Je regarde vite fait la liste : des sites de jeux, d’achats, de livres et de vêtements. Rien de bien folichon, la mienne est probablement bien pire.

Sean souffle. Il est content, mais je ne m’arrête pas là, par fierté et pouvoir.

« Mais on peut en savoir encore plus, lui dis-je, si je vais ici et que je rajoute le caractère spécial “`” à cet endroit, et que j’appuie sur Enter…

— Non non non…

— Tadam ! »

Silence.

Sean a le bras tendu vers moi, il aurait voulu m’arrêter, mais trop tard ; son historique complet est affiché, et surtout celui du mode « Privacy » qu’on appelle surtout le mode « porn » car tout le monde l’emploie uniquement pour cela, moi le premier.

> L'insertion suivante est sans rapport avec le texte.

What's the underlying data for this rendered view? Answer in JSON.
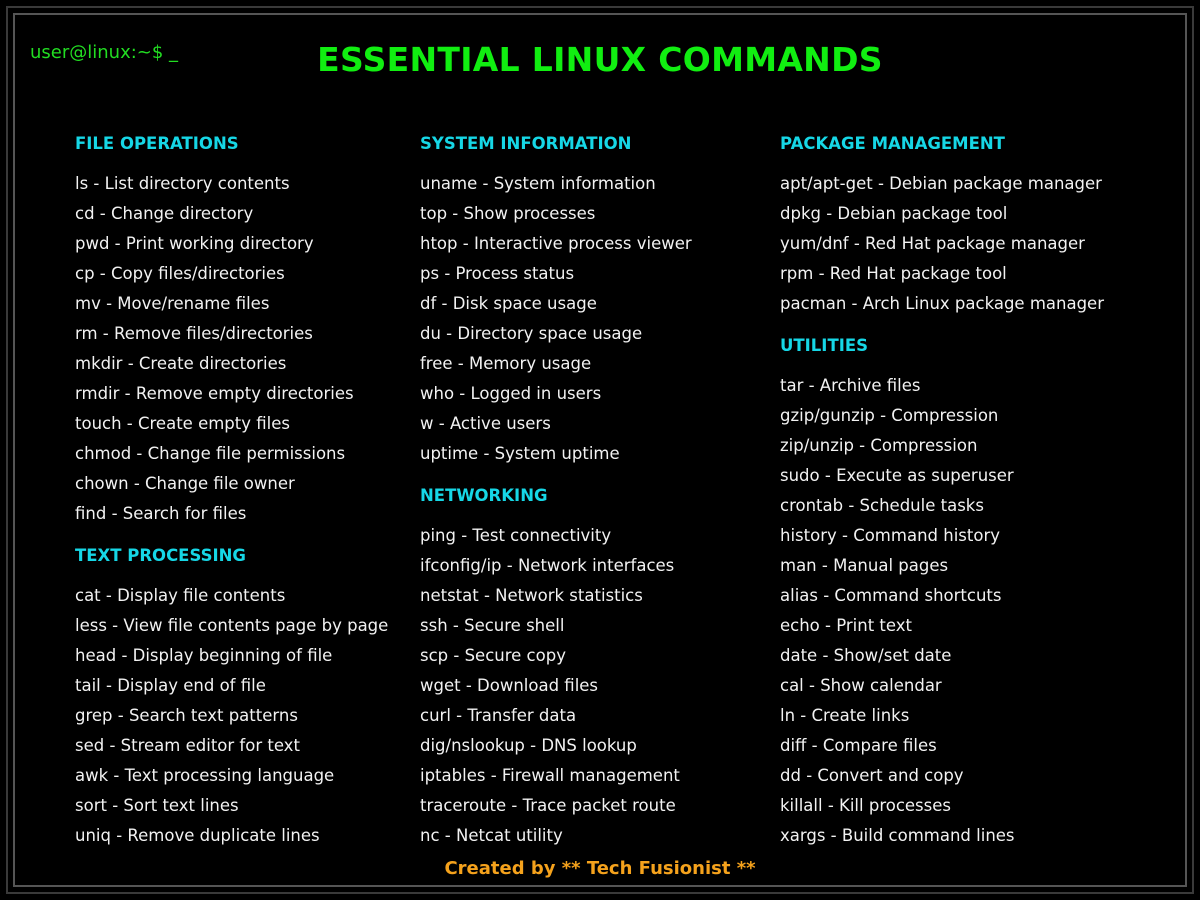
{
  "prompt": "user@linux:~$ _",
  "title": "ESSENTIAL LINUX COMMANDS",
  "columns": [
    {
      "sections": [
        {
          "heading": "FILE OPERATIONS",
          "items": [
            "ls - List directory contents",
            "cd - Change directory",
            "pwd - Print working directory",
            "cp - Copy files/directories",
            "mv - Move/rename files",
            "rm - Remove files/directories",
            "mkdir - Create directories",
            "rmdir - Remove empty directories",
            "touch - Create empty files",
            "chmod - Change file permissions",
            "chown - Change file owner",
            "find - Search for files"
          ]
        },
        {
          "heading": "TEXT PROCESSING",
          "items": [
            "cat - Display file contents",
            "less - View file contents page by page",
            "head - Display beginning of file",
            "tail - Display end of file",
            "grep - Search text patterns",
            "sed - Stream editor for text",
            "awk - Text processing language",
            "sort - Sort text lines",
            "uniq - Remove duplicate lines"
          ]
        }
      ]
    },
    {
      "sections": [
        {
          "heading": "SYSTEM INFORMATION",
          "items": [
            "uname - System information",
            "top - Show processes",
            "htop - Interactive process viewer",
            "ps - Process status",
            "df - Disk space usage",
            "du - Directory space usage",
            "free - Memory usage",
            "who - Logged in users",
            "w - Active users",
            "uptime - System uptime"
          ]
        },
        {
          "heading": "NETWORKING",
          "items": [
            "ping - Test connectivity",
            "ifconfig/ip - Network interfaces",
            "netstat - Network statistics",
            "ssh - Secure shell",
            "scp - Secure copy",
            "wget - Download files",
            "curl - Transfer data",
            "dig/nslookup - DNS lookup",
            "iptables - Firewall management",
            "traceroute - Trace packet route",
            "nc - Netcat utility"
          ]
        }
      ]
    },
    {
      "sections": [
        {
          "heading": "PACKAGE MANAGEMENT",
          "items": [
            "apt/apt-get - Debian package manager",
            "dpkg - Debian package tool",
            "yum/dnf - Red Hat package manager",
            "rpm - Red Hat package tool",
            "pacman - Arch Linux package manager"
          ]
        },
        {
          "heading": "UTILITIES",
          "items": [
            "tar - Archive files",
            "gzip/gunzip - Compression",
            "zip/unzip - Compression",
            "sudo - Execute as superuser",
            "crontab - Schedule tasks",
            "history - Command history",
            "man - Manual pages",
            "alias - Command shortcuts",
            "echo - Print text",
            "date - Show/set date",
            "cal - Show calendar",
            "ln - Create links",
            "diff - Compare files",
            "dd - Convert and copy",
            "killall - Kill processes",
            "xargs - Build command lines"
          ]
        }
      ]
    }
  ],
  "footer": "Created by ** Tech Fusionist **",
  "colors": {
    "background": "#000000",
    "title": "#11ee11",
    "prompt": "#22dd22",
    "heading": "#16d7e6",
    "text": "#f2f2f2",
    "footer": "#f5a21c"
  }
}
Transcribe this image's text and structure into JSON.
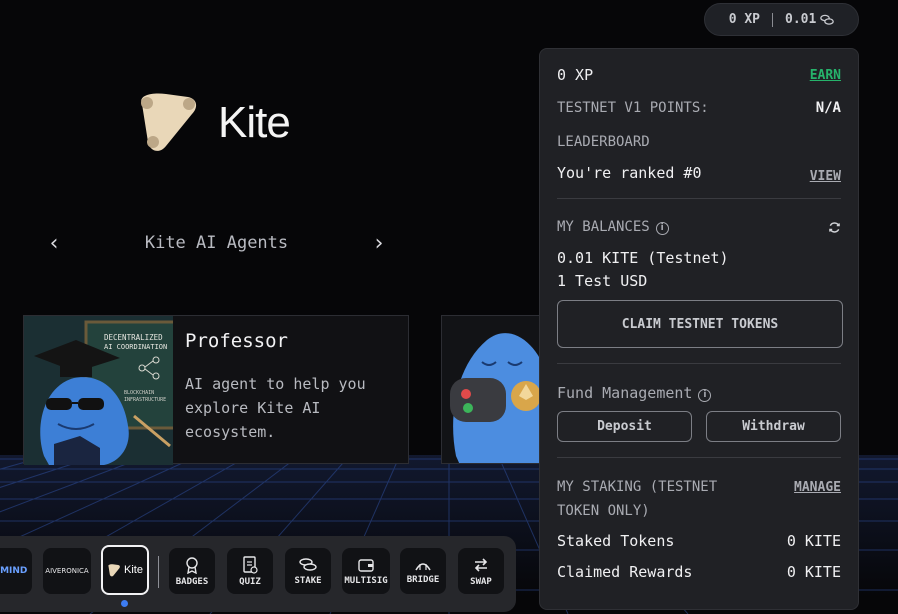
{
  "topbar": {
    "xp": "0 XP",
    "balance": "0.01"
  },
  "logo": {
    "word": "Kite"
  },
  "carousel": {
    "title": "Kite AI Agents",
    "prev": "‹",
    "next": "›"
  },
  "card": {
    "title": "Professor",
    "description": "AI agent to help you explore Kite AI ecosystem.",
    "board_lines": [
      "DECENTRALIZED",
      "AI COORDINATION",
      "BLOCKCHAIN",
      "INFRASTRUCTURE"
    ]
  },
  "dock": {
    "items": [
      {
        "name": "ITMIND",
        "label": ""
      },
      {
        "name": "AIVERONICA",
        "label": ""
      },
      {
        "name": "Kite",
        "label": ""
      },
      {
        "name": "badges",
        "label": "BADGES"
      },
      {
        "name": "quiz",
        "label": "QUIZ"
      },
      {
        "name": "stake",
        "label": "STAKE"
      },
      {
        "name": "multisig",
        "label": "MULTISIG"
      },
      {
        "name": "bridge",
        "label": "BRIDGE"
      },
      {
        "name": "swap",
        "label": "SWAP"
      }
    ],
    "thumb_texts": {
      "itmind": "ITMIND",
      "aiveronica": "AIVERONICA",
      "kite": "Kite"
    }
  },
  "panel": {
    "xp": "0 XP",
    "earn": "EARN",
    "testnet_points_label": "TESTNET V1 POINTS:",
    "testnet_points_value": "N/A",
    "leaderboard_label": "LEADERBOARD",
    "ranked": "You're ranked #0",
    "view": "VIEW",
    "balances_label": "MY BALANCES",
    "balance_kite": "0.01 KITE (Testnet)",
    "balance_usd": "1 Test USD",
    "claim_button": "CLAIM TESTNET TOKENS",
    "fund_label": "Fund Management",
    "deposit": "Deposit",
    "withdraw": "Withdraw",
    "staking_label": "MY STAKING (TESTNET TOKEN ONLY)",
    "manage": "MANAGE",
    "staked_label": "Staked Tokens",
    "staked_value": "0 KITE",
    "claimed_label": "Claimed Rewards",
    "claimed_value": "0 KITE"
  },
  "colors": {
    "accent_green": "#26b36b",
    "dot_blue": "#3d7cf2",
    "panel_bg": "#202125"
  }
}
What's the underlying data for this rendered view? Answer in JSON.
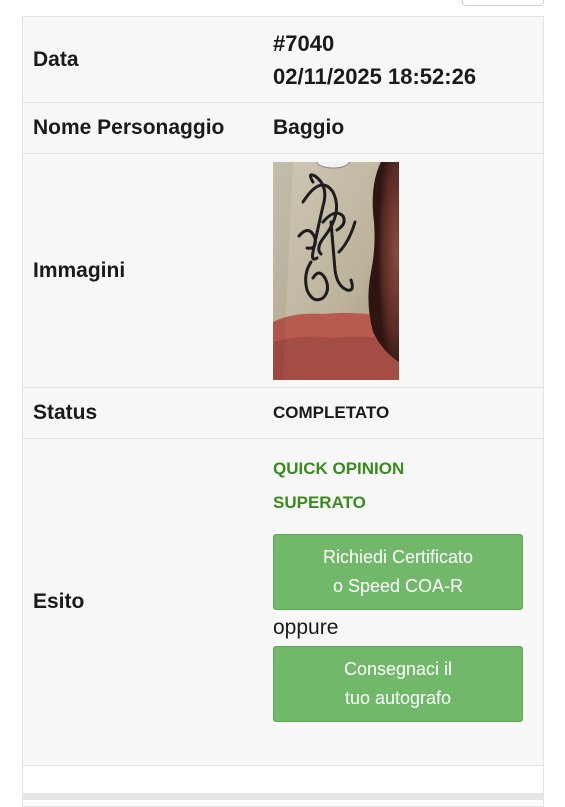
{
  "rows": {
    "data": {
      "label": "Data",
      "id": "#7040",
      "datetime": "02/11/2025 18:52:26"
    },
    "nome": {
      "label": "Nome Personaggio",
      "value": "Baggio"
    },
    "immagini": {
      "label": "Immagini",
      "image": "autograph-photo"
    },
    "status": {
      "label": "Status",
      "value": "COMPLETATO"
    },
    "esito": {
      "label": "Esito",
      "result_line1": "QUICK OPINION",
      "result_line2": "SUPERATO",
      "button1_line1": "Richiedi Certificato",
      "button1_line2": "o Speed COA-R",
      "oppure": "oppure",
      "button2_line1": "Consegnaci il",
      "button2_line2": "tuo autografo"
    }
  },
  "colors": {
    "success_green": "#3a8a1f",
    "button_green": "#71b86a"
  }
}
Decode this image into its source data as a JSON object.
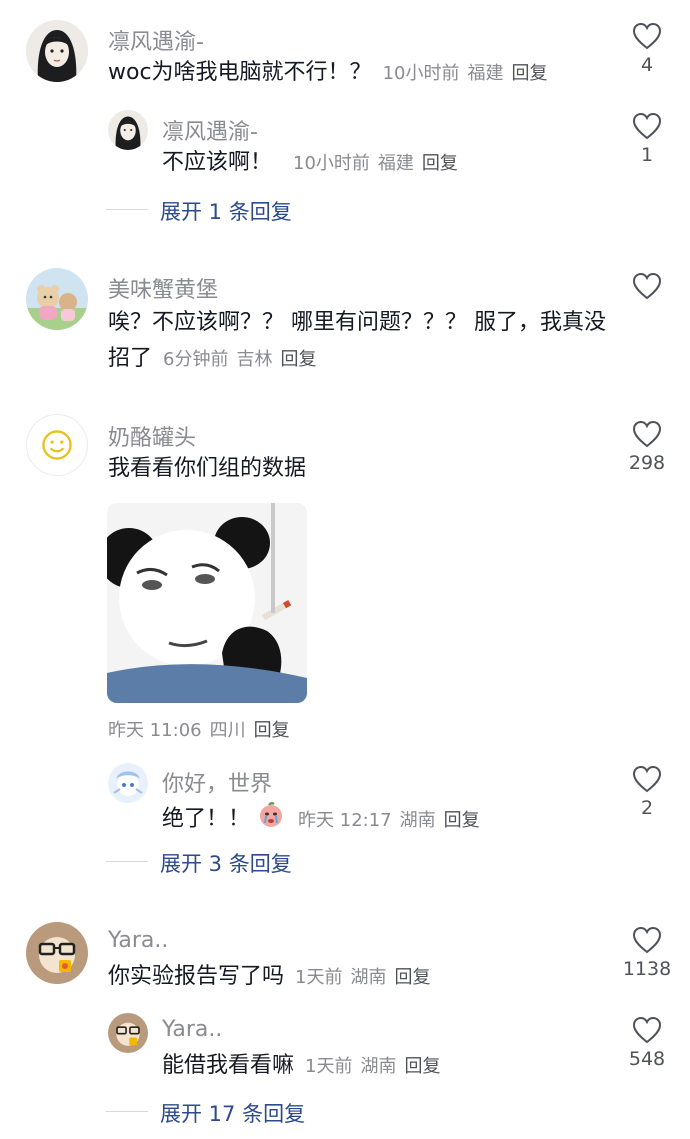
{
  "comments": [
    {
      "user": "凛风遇渝-",
      "text": "woc为啥我电脑就不行！？",
      "time": "10小时前",
      "location": "福建",
      "reply": "回复",
      "likes": "4",
      "replies": [
        {
          "user": "凛风遇渝-",
          "text": "不应该啊！",
          "time": "10小时前",
          "location": "福建",
          "reply": "回复",
          "likes": "1"
        }
      ],
      "expand": "展开 1 条回复"
    },
    {
      "user": "美味蟹黄堡",
      "text_line1": "唉？不应该啊？？ 哪里有问题？？？ 服了，我真没",
      "text_line2": "招了",
      "time": "6分钟前",
      "location": "吉林",
      "reply": "回复",
      "likes": ""
    },
    {
      "user": "奶酪罐头",
      "text": "我看看你们组的数据",
      "time": "昨天 11:06",
      "location": "四川",
      "reply": "回复",
      "likes": "298",
      "replies": [
        {
          "user": "你好，世界",
          "text": "绝了！！",
          "time": "昨天 12:17",
          "location": "湖南",
          "reply": "回复",
          "likes": "2"
        }
      ],
      "expand": "展开 3 条回复"
    },
    {
      "user": "Yara..",
      "text": "你实验报告写了吗",
      "time": "1天前",
      "location": "湖南",
      "reply": "回复",
      "likes": "1138",
      "replies": [
        {
          "user": "Yara..",
          "text": "能借我看看嘛",
          "time": "1天前",
          "location": "湖南",
          "reply": "回复",
          "likes": "548"
        }
      ],
      "expand": "展开 17 条回复"
    }
  ],
  "icons": {
    "like": "heart-outline-icon"
  },
  "colors": {
    "name": "#8a8b91",
    "text": "#161823",
    "expand": "#2c4a8c"
  }
}
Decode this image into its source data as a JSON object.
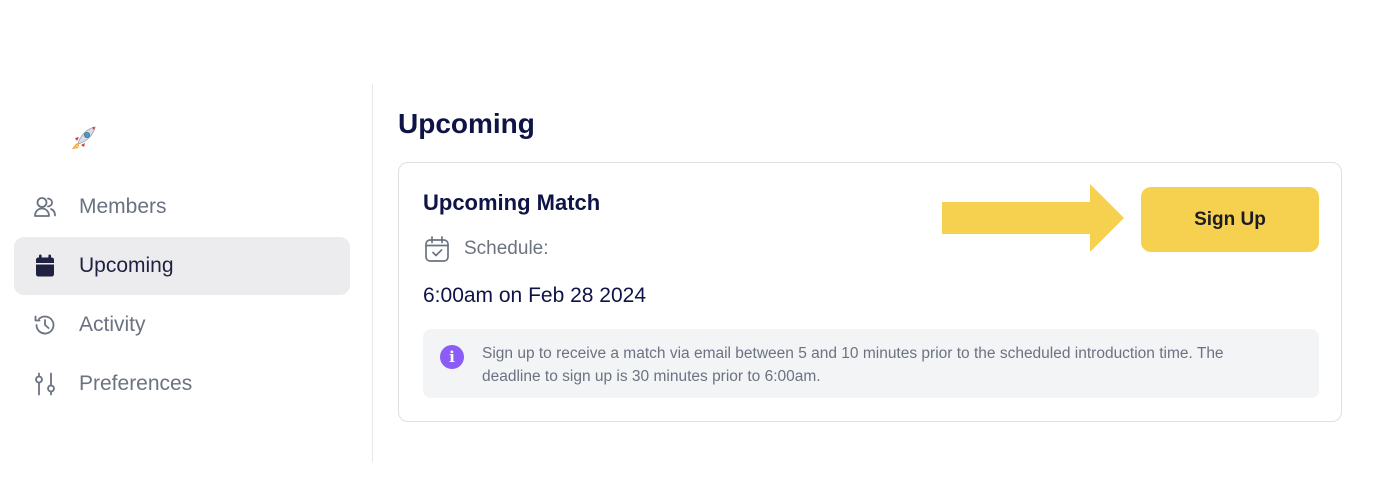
{
  "sidebar": {
    "logo_icon": "rocket-icon",
    "items": [
      {
        "label": "Members",
        "icon": "users-icon",
        "active": false
      },
      {
        "label": "Upcoming",
        "icon": "calendar-icon",
        "active": true
      },
      {
        "label": "Activity",
        "icon": "history-icon",
        "active": false
      },
      {
        "label": "Preferences",
        "icon": "sliders-icon",
        "active": false
      }
    ]
  },
  "main": {
    "title": "Upcoming",
    "card": {
      "title": "Upcoming Match",
      "schedule_label": "Schedule:",
      "schedule_value": "6:00am on Feb 28 2024",
      "signup_label": "Sign Up",
      "info_text": "Sign up to receive a match via email between 5 and 10 minutes prior to the scheduled introduction time. The deadline to sign up is 30 minutes prior to 6:00am."
    }
  },
  "colors": {
    "accent": "#f6d150",
    "navy": "#0f1446",
    "info": "#8b5cf6",
    "active_bg": "#ececee",
    "muted": "#6b7280"
  }
}
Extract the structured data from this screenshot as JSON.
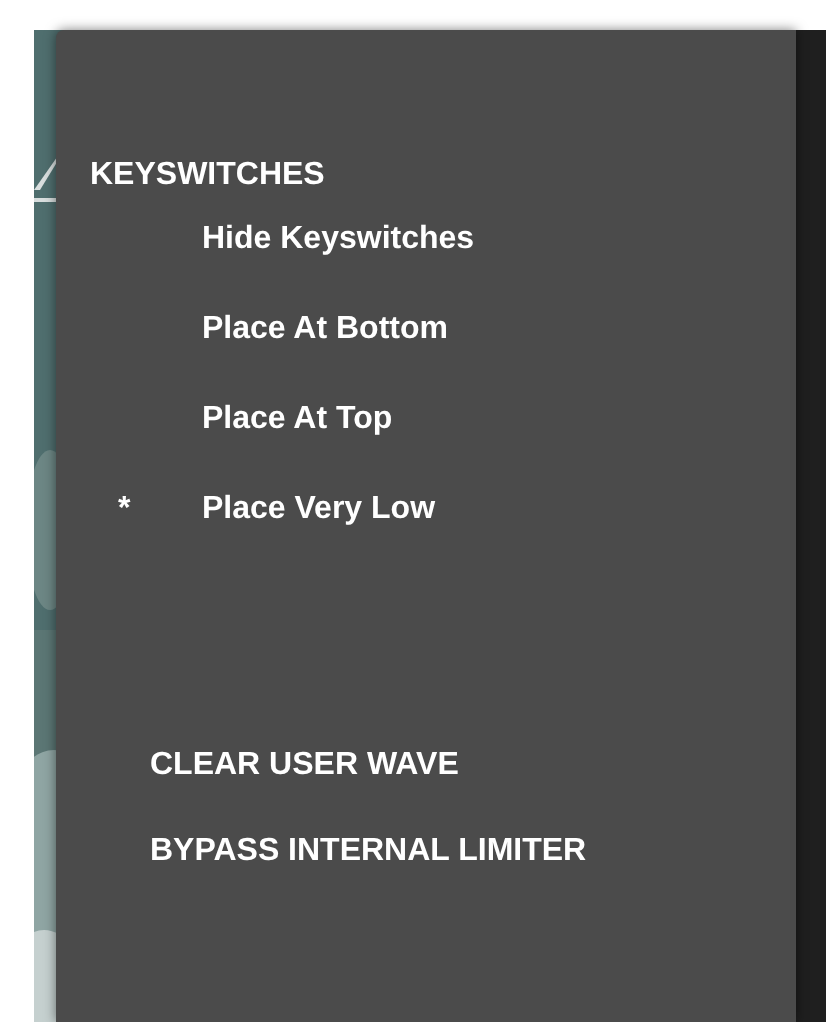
{
  "menu": {
    "heading": "KEYSWITCHES",
    "selected_marker": "*",
    "options": [
      {
        "label": "Hide Keyswitches",
        "selected": false
      },
      {
        "label": "Place At Bottom",
        "selected": false
      },
      {
        "label": "Place At Top",
        "selected": false
      },
      {
        "label": "Place Very Low",
        "selected": true
      }
    ],
    "actions": [
      "CLEAR USER WAVE",
      "BYPASS INTERNAL LIMITER"
    ]
  }
}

Je m’attendais à voir des sites de cul plein la fenêtre mais ce que je découvre est un peu plus gênant… pour lui. La plupart des sites, je les connais… parce que je visite les mêmes quand je souhaite me branler.

Silence.

Je me retourne vers Sean, il a buggé net. Il me regarde mais ne sait quoi me dire. Et moi, je ne sais pas quoi faire.

Après quelques instants de mutisme, il se rapproche pour fermer son PC. Je pense qu’il veut s’en aller vite… ce que je ne désire pas.

Je me lève, il est surpris.

Je l’embrasse, il se contracte… mais ne me repousse pas. Mieux, il se laisse tomber au sol avec moi. Mes mains sont sous son polo, touchant sa frêle peau douce pendant que les siennes me tiennent les cheveux, un peu gênés. Je continue plus bas, arrache les boutons de son pantalon et… Son caleçon est vert, comme ma tignasse… Le bonheur.

Il n’y a ni musique, ni paroles, ni mots, juste des respirations rapides et des touchés saccadés. Si je devais résumer ces longues minutes en un mot, je dirais… fougueux.